Data can be published on a repository, website or as supplementary material along with a publication (such as a journal article). Not all research data is electronic, data can also be physical. However, in order for you to cite a data file or dataset, it must at least be discoverable through either a DOI or a URL.

Many repositories show how you should cite the data. This can be useful to refer to but you should always follow Harvard example given in this guide.

Data terminology

Data file -  Otherwise known as a data item, this is a singular record of data such as an excel sheet or log book. 

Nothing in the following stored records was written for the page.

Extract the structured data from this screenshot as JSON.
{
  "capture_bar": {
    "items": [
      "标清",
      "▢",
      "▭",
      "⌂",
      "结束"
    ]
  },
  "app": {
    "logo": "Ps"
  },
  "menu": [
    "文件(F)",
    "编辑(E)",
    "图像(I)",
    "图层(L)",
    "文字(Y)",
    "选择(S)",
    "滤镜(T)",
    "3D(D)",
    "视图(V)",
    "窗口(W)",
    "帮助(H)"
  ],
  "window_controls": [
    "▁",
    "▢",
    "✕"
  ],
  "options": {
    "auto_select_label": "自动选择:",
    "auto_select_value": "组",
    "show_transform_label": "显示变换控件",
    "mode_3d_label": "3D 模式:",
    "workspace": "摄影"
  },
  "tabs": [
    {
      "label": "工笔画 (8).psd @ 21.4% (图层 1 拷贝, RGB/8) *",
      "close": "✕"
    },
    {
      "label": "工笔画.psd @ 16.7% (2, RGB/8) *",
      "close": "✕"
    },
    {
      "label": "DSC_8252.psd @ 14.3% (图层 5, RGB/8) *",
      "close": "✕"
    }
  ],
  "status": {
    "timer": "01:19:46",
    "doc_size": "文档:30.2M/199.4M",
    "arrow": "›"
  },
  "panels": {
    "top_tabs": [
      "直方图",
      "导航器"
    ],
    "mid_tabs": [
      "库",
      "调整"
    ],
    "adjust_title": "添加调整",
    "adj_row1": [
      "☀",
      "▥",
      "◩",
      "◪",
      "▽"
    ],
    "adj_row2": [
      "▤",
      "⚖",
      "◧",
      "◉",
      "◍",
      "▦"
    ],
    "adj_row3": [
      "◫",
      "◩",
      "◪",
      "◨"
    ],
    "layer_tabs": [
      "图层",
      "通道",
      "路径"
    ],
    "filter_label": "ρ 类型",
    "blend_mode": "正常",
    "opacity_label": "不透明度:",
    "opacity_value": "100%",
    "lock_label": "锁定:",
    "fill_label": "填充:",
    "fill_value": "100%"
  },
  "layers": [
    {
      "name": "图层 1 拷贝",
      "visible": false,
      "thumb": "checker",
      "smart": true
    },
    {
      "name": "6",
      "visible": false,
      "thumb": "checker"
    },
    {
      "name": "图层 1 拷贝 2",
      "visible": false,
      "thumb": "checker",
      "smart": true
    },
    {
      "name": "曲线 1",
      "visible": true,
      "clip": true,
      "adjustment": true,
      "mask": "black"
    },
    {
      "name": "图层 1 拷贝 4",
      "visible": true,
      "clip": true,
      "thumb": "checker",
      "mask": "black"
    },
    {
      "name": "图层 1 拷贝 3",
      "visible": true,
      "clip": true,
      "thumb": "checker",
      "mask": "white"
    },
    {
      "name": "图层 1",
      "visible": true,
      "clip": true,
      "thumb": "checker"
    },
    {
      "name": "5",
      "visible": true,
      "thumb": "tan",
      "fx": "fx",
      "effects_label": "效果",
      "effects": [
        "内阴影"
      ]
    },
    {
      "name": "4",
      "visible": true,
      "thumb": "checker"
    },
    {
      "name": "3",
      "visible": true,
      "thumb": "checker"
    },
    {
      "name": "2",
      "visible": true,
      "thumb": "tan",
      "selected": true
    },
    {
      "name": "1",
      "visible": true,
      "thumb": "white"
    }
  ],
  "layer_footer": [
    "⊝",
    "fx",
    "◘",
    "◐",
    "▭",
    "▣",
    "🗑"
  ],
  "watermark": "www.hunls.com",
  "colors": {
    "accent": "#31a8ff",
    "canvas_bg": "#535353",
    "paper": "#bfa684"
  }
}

Dataset - Most commonly data is published as a dataset. That is, a collection of related sets of data. Keep in mind that some datasets are dynamic and change over the course of time. Always try to cite the specific version of the dataset that you used.

DOI - stands for Digital Object Identifier and is the alpha numeric value (or digital identifier) specifically assigned to a data file, dataset or associated output (grey literature, workflow etc). DOIs are persistent identifiers (meaning they will always point to the location of the data/dataset) so should always be used in your citation if available.

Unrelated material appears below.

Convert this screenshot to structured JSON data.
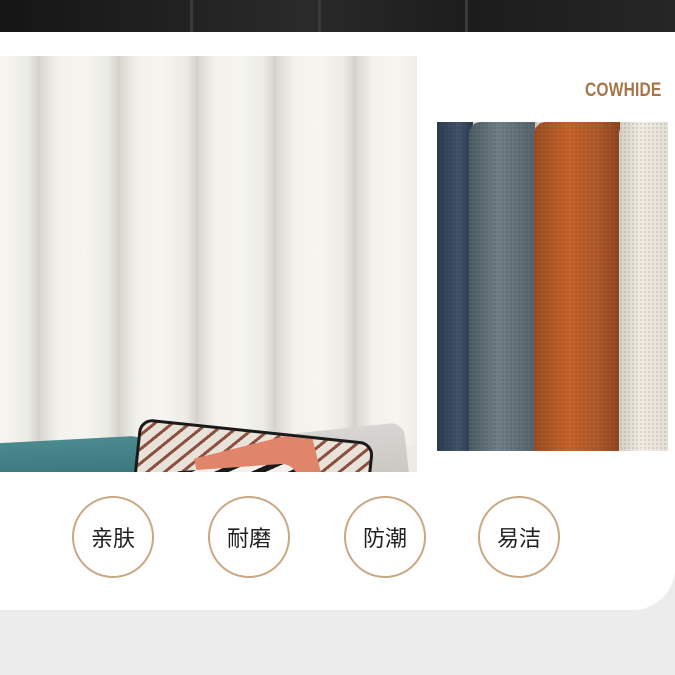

Basic format to reference published data

The basics of a Reference List entry for a dataset or data file:

  • Author or authors. The surname is followed by first initials.
  • Year.
  • Title, in italics.
  • Description (electronic dataset or data file).
  • Publisher Name (i.e. database, repository).
  • DOI, or
  • Date viewed and URL <in angled brackets>.

Include author/s name for dataset references where possible (an author may be a corporate body or organisation responsible for creating, producing or publishing a webpage or website).

  • Where there is no identifiable author or authoring body, use the title of the dataset.

Raw data from a dataset should not be quoted directly but should instead be summarised.

Referencing a dataset: Examples

Material Type In-text example Reference List example

Dataset (DOI)                                                            

(Woods et al. 2018)                                                                               

Woods, C, Fernee, C, Browne, M, Zakrzewski, S & Dickinson, A 2018, The potential of statistical shape modelling for geometric morphometric analysis of human teeth in archaeological research, electronic dataset, University of Southampton Institutional Repository, doi:10.5258/SOTON/404043.

Dataset (URL) (Fluker 2017) Fluker, M 2017, Fluker posts: community based environmental monitoring, electronic dataset, Fluker Post Research Project, viewed 12 June 2018, <http://www.flukerpost.com>.

Handling data with integrity to avoid plagiarism

How to handle your data:

  • Plan, Collect, Store, Use/manage
  • Analyse/visualise, Interpret results, share

Types of Plagiarism of data

  • falsification of data
  • copying of other’s data
  • paraphrasing without acknowledgement
  • not crediting authorship
  • accidental plagiarism